Cachant de la main sa lampe sans flamme, Lisanna s'approcha à pas de loup et jeta un œil par l'embrasure. Elle reconnaissait la silhouette, elle en était sûre, et ce n'était pas la vieil archiviste. Elle prit peur : pourquoi cet homme était-il entré ? Comment ? Et que pourrait faire une fillette de treize ans face à un adulte ? Elle soupira soudain de soulagement avant de se figer à nouveau : elle avait reconnu son beau-père... Qui aurait dû être à deux villages de là, à commercer !
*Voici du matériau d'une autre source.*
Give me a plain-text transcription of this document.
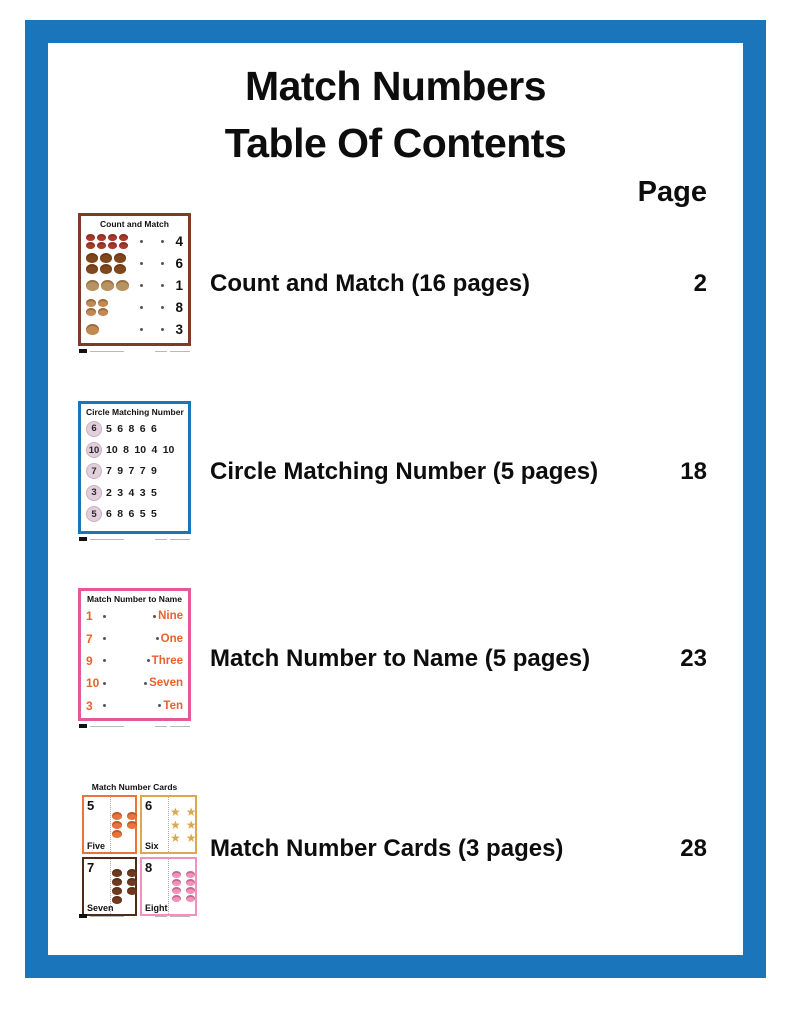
Match Numbers
Table Of Contents
Page
Count and Match
4
6
1
8
3
Count and Match (16 pages)	2
Circle Matching Number
6 5 6 8 6 6
10 10 8 10 4 10
7 7 9 7 7 9
3 2 3 4 3 5
5 6 8 6 5 5
Circle Matching Number (5 pages)	18
Match Number to Name
1	Nine
7	One
9	Three
10	Seven
3	Ten
Match Number to Name (5 pages)	23
Match Number Cards
5
Five
6
Six
★ ★
★ ★
★ ★
7
Seven
8
Eight
Match Number Cards (3 pages)	28
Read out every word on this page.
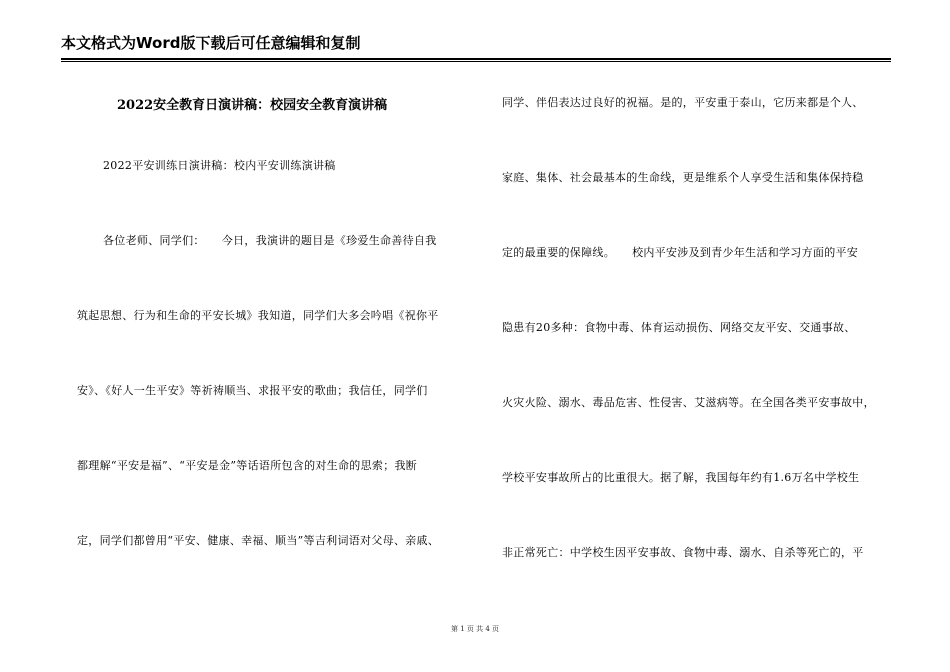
本文格式为Word版下载后可任意编辑和复制
2022安全教育日演讲稿：校园安全教育演讲稿
2022平安训练日演讲稿：校内平安训练演讲稿
各位老师、同学们：　　今日，我演讲的题目是《珍爱生命善待自我
筑起思想、行为和生命的平安长城》我知道，同学们大多会吟唱《祝你平
安》、《好人一生平安》等祈祷顺当、求报平安的歌曲；我信任，同学们
都理解“平安是福”、“平安是金”等话语所包含的对生命的思索；我断
定，同学们都曾用“平安、健康、幸福、顺当”等吉利词语对父母、亲戚、
同学、伴侣表达过良好的祝福。是的，平安重于泰山，它历来都是个人、
家庭、集体、社会最基本的生命线，更是维系个人享受生活和集体保持稳
定的最重要的保障线。　　校内平安涉及到青少年生活和学习方面的平安
隐患有20多种：食物中毒、体育运动损伤、网络交友平安、交通事故、
火灾火险、溺水、毒品危害、性侵害、艾滋病等。在全国各类平安事故中，
学校平安事故所占的比重很大。据了解，我国每年约有1.6万名中学校生
非正常死亡：中学校生因平安事故、食物中毒、溺水、自杀等死亡的，平
第 1 页 共 4 页
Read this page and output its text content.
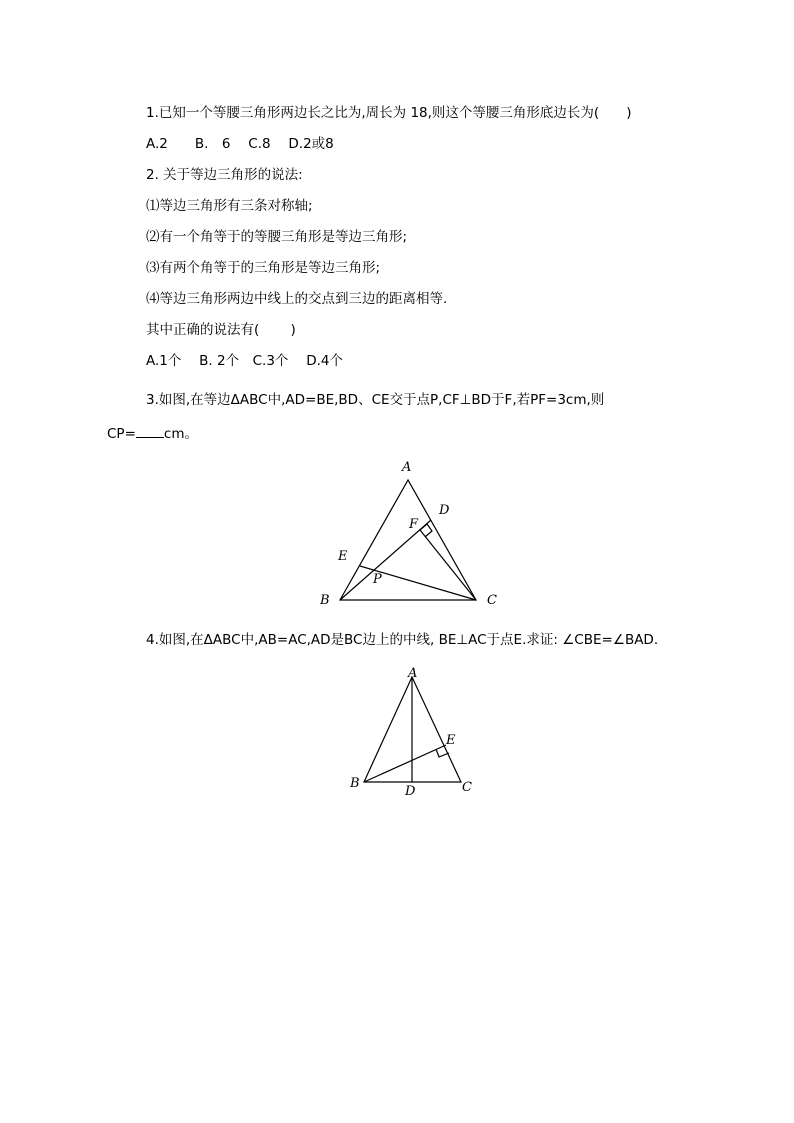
1.已知一个等腰三角形两边长之比为,周长为 18,则这个等腰三角形底边长为(　　)
A.2　　B.　6　 C.8　 D.2或8
2. 关于等边三角形的说法:
⑴等边三角形有三条对称轴;
⑵有一个角等于的等腰三角形是等边三角形;
⑶有两个角等于的三角形是等边三角形;
⑷等边三角形两边中线上的交点到三边的距离相等.
其中正确的说法有(　　 )
A.1个　 B. 2个　C.3个　 D.4个
3.如图,在等边ΔABC中,AD=BE,BD、CE交于点P,CF⊥BD于F,若PF=3cm,则
CP= cm。
A
B	C
D
E
F
P
4.如图,在ΔABC中,AB=AC,AD是BC边上的中线, BE⊥AC于点E.求证: ∠CBE=∠BAD.
A
B	C
D
E
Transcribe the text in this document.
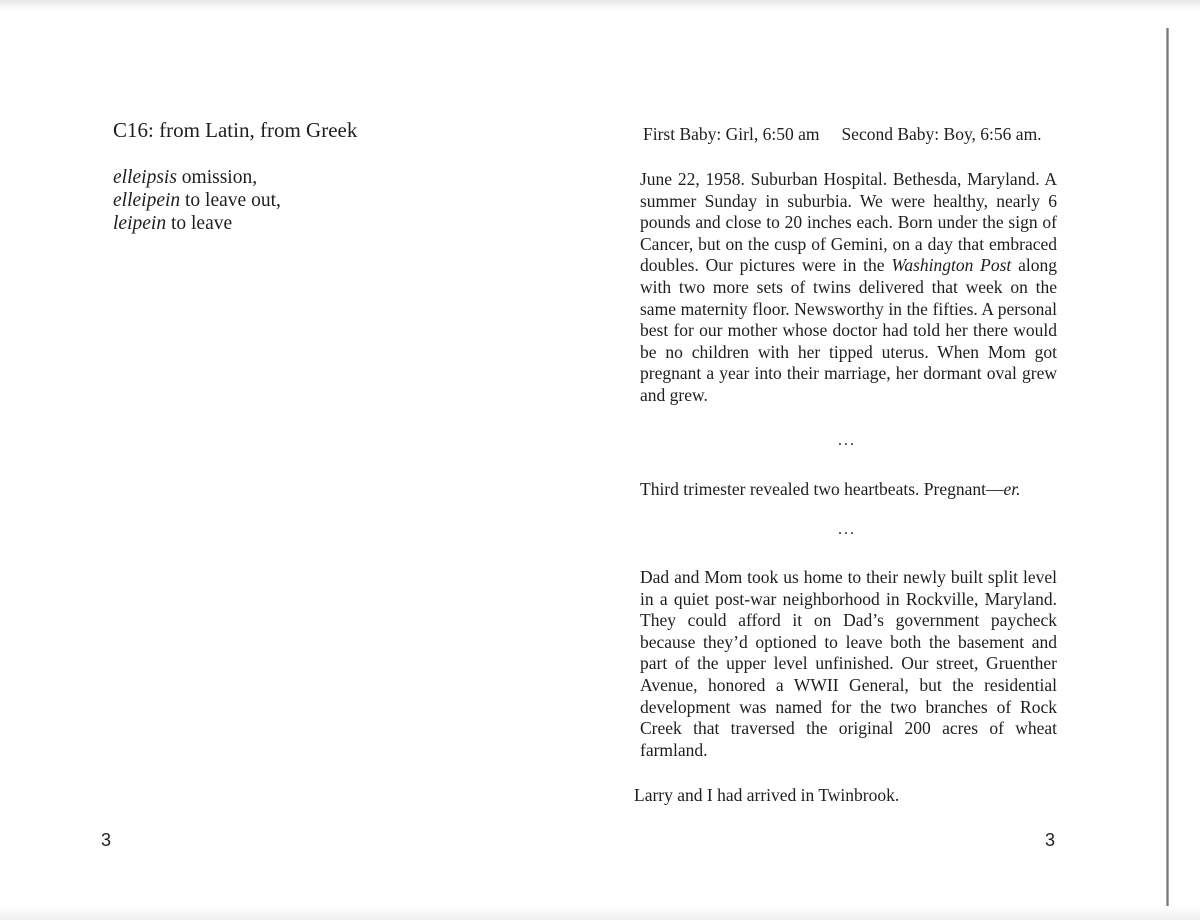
C16: from Latin, from Greek

elleipsis omission,
elleipein to leave out,
leipein to leave
3

First Baby: Girl, 6:50 am Second Baby: Boy, 6:56 am.

June 22, 1958. Suburban Hospital. Bethesda, Maryland. A summer Sunday in suburbia. We were healthy, nearly 6 pounds and close to 20 inches each. Born under the sign of Cancer, but on the cusp of Gemini, on a day that embraced doubles. Our pictures were in the Washington Post along with two more sets of twins delivered that week on the same maternity floor. Newsworthy in the fifties. A personal best for our mother whose doctor had told her there would be no children with her tipped uterus. When Mom got pregnant a year into their marriage, her dormant oval grew and grew.

...

Third trimester revealed two heartbeats. Pregnant—er.

...

Dad and Mom took us home to their newly built split level in a quiet post-war neighborhood in Rockville, Maryland. They could afford it on Dad’s government paycheck because they’d optioned to leave both the basement and part of the upper level unfinished. Our street, Gruenther Avenue, honored a WWII General, but the residential development was named for the two branches of Rock Creek that traversed the original 200 acres of wheat farmland.

Larry and I had arrived in Twinbrook.

3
Elle hésita un instant, puis se décider bravement à entrer, la lampe haut dans sa main. Elle s'apprêtait à l'appeler, lorsqu'elle vit ce qu'il consultait à la lueur d'une mèche de bougie - elle frémit, les flammes sont interdites dans un lieu plein de papier bien sec - elle inspira brusquement et l'homme se retourna vers elle d'un mouvement sec, les muscles tendus. Il se redressa imperceptiblement lorsqu'il vit de qui il s'agissait.

— Ah, ma chère Lisanna, te voilà. Ne t'approche pas des gens comme ça, ils peuvent réagir vivement tu sais. Quand on est souvent sur les routes comme moi, on apprend à faire attention à ce genre de choses. Viens, approche, je te prie, je voudrais vérifier quelque chose... Ce que j'ai lu dans ce Rouleau Scellé est passionnant ! Toutes les réponses que je cherchais, juste là sur ce morceau de papier ! Dire que j'ai perdu toutes ces années... Enfin, j'ai pris du bon temps, je ne peux le nier.
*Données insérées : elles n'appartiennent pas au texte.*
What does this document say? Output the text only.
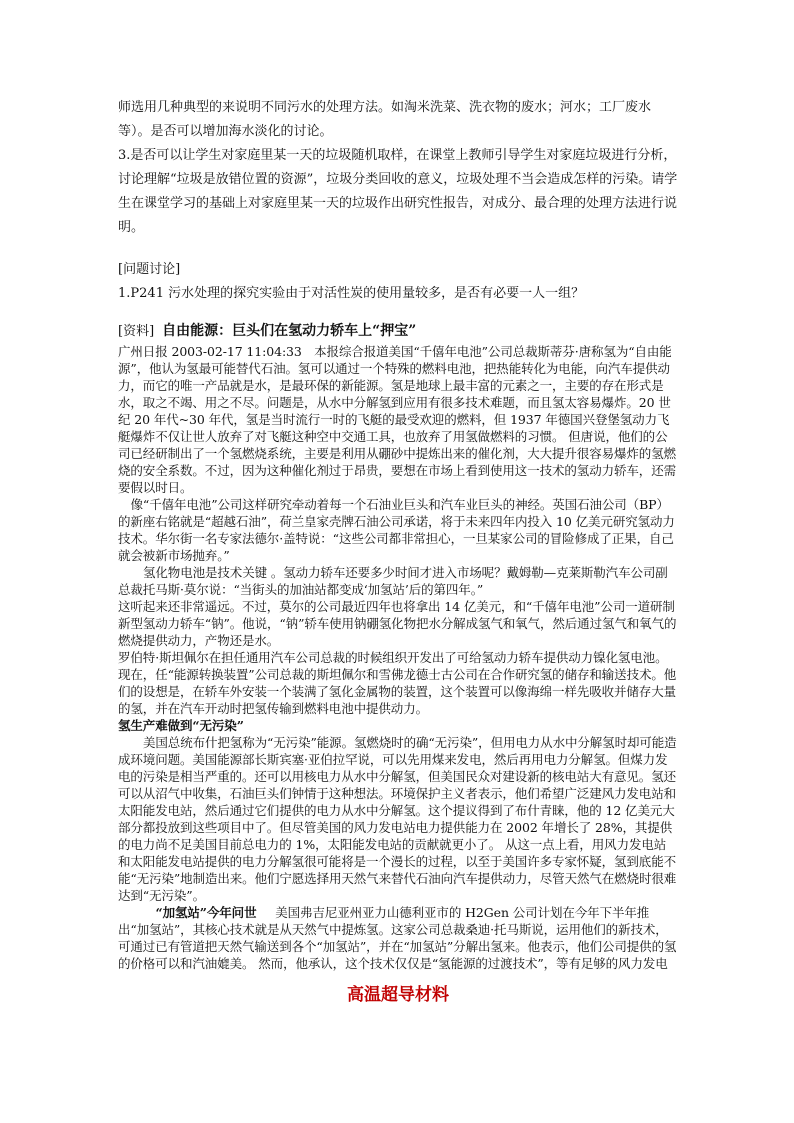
师选用几种典型的来说明不同污水的处理方法。如淘米洗菜、洗衣物的废水；河水；工厂废水等）。是否可以增加海水淡化的讨论。

3.是否可以让学生对家庭里某一天的垃圾随机取样，在课堂上教师引导学生对家庭垃圾进行分析，讨论理解“垃圾是放错位置的资源”，垃圾分类回收的意义，垃圾处理不当会造成怎样的污染。请学生在课堂学习的基础上对家庭里某一天的垃圾作出研究性报告，对成分、最合理的处理方法进行说明。

[问题讨论]

1.P241 污水处理的探究实验由于对活性炭的使用量较多，是否有必要一人一组？

[资料] 自由能源：巨头们在氢动力轿车上“押宝”

广州日报 2003-02-17 11:04:33　本报综合报道美国“千僖年电池”公司总裁斯蒂芬·唐称氢为“自由能源”，他认为氢最可能替代石油。氢可以通过一个特殊的燃料电池，把热能转化为电能，向汽车提供动力，而它的唯一产品就是水，是最环保的新能源。氢是地球上最丰富的元素之一，主要的存在形式是水，取之不竭、用之不尽。问题是，从水中分解氢到应用有很多技术难题，而且氢太容易爆炸。20 世纪 20 年代~30 年代，氢是当时流行一时的飞艇的最受欢迎的燃料，但 1937 年德国兴登堡氢动力飞艇爆炸不仅让世人放弃了对飞艇这种空中交通工具，也放弃了用氢做燃料的习惯。 但唐说，他们的公司已经研制出了一个氢燃烧系统，主要是利用从硼砂中提炼出来的催化剂，大大提升很容易爆炸的氢燃烧的安全系数。不过，因为这种催化剂过于昂贵，要想在市场上看到使用这一技术的氢动力轿车，还需要假以时日。

像“千僖年电池”公司这样研究牵动着每一个石油业巨头和汽车业巨头的神经。英国石油公司（BP）的新座右铭就是“超越石油”，荷兰皇家壳牌石油公司承诺，将于未来四年内投入 10 亿美元研究氢动力技术。华尔街一名专家法德尔·盖特说：“这些公司都非常担心，一旦某家公司的冒险修成了正果，自己就会被新市场抛弃。”

氢化物电池是技术关键 。氢动力轿车还要多少时间才进入市场呢？戴姆勒—克莱斯勒汽车公司副总裁托马斯·莫尔说：“当街头的加油站都变成‘加氢站’后的第四年。”

这听起来还非常遥远。不过，莫尔的公司最近四年也将拿出 14 亿美元，和“千僖年电池”公司一道研制新型氢动力轿车“钠”。他说，“钠”轿车使用钠硼氢化物把水分解成氢气和氧气，然后通过氢气和氧气的燃烧提供动力，产物还是水。

罗伯特·斯坦佩尔在担任通用汽车公司总裁的时候组织开发出了可给氢动力轿车提供动力镍化氢电池。现在，任“能源转换装置”公司总裁的斯坦佩尔和雪佛龙德士古公司在合作研究氢的储存和输送技术。他们的设想是，在轿车外安装一个装满了氢化金属物的装置，这个装置可以像海绵一样先吸收并储存大量的氢，并在汽车开动时把氢传输到燃料电池中提供动力。

氢生产难做到“无污染”

美国总统布什把氢称为“无污染”能源。氢燃烧时的确“无污染”，但用电力从水中分解氢时却可能造成环境问题。美国能源部长斯宾塞·亚伯拉罕说，可以先用煤来发电，然后再用电力分解氢。但煤力发电的污染是相当严重的。还可以用核电力从水中分解氢，但美国民众对建设新的核电站大有意见。氢还可以从沼气中收集，石油巨头们钟情于这种想法。环境保护主义者表示，他们希望广泛建风力发电站和太阳能发电站，然后通过它们提供的电力从水中分解氢。这个提议得到了布什青睐，他的 12 亿美元大部分都投放到这些项目中了。但尽管美国的风力发电站电力提供能力在 2002 年增长了 28%，其提供的电力尚不足美国目前总电力的 1%，太阳能发电站的贡献就更小了。 从这一点上看，用风力发电站和太阳能发电站提供的电力分解氢很可能将是一个漫长的过程，以至于美国许多专家怀疑，氢到底能不能“无污染”地制造出来。他们宁愿选择用天然气来替代石油向汽车提供动力，尽管天然气在燃烧时很难达到“无污染”。

“加氢站”今年问世 美国弗吉尼亚州亚力山德利亚市的 H2Gen 公司计划在今年下半年推出“加氢站”，其核心技术就是从天然气中提炼氢。这家公司总裁桑迪·托马斯说，运用他们的新技术，可通过已有管道把天然气输送到各个“加氢站”，并在“加氢站”分解出氢来。他表示，他们公司提供的氢的价格可以和汽油媲美。 然而，他承认，这个技术仅仅是“氢能源的过渡技术”，等有足够的风力发电

高温超导材料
Lorsqu'il vit que Lisanna ne bougeait pas, il prit un ton abrupt :

— Viens là !

La jeune fille sursauta et s'approcha, méfiante. Faire attention parce qu'on est sur les routes ? À cause de quoi, des loups, des voleurs ? Il n'y avait guère de loups, et encore moins de bandits de grands chemins, au Royaume des Branches Vertes, bien qu'il ait légèrement périclité depuis la mort tragique de ses souverains. Pourquoi cet homme lisait-il un Rouleau Scellé ?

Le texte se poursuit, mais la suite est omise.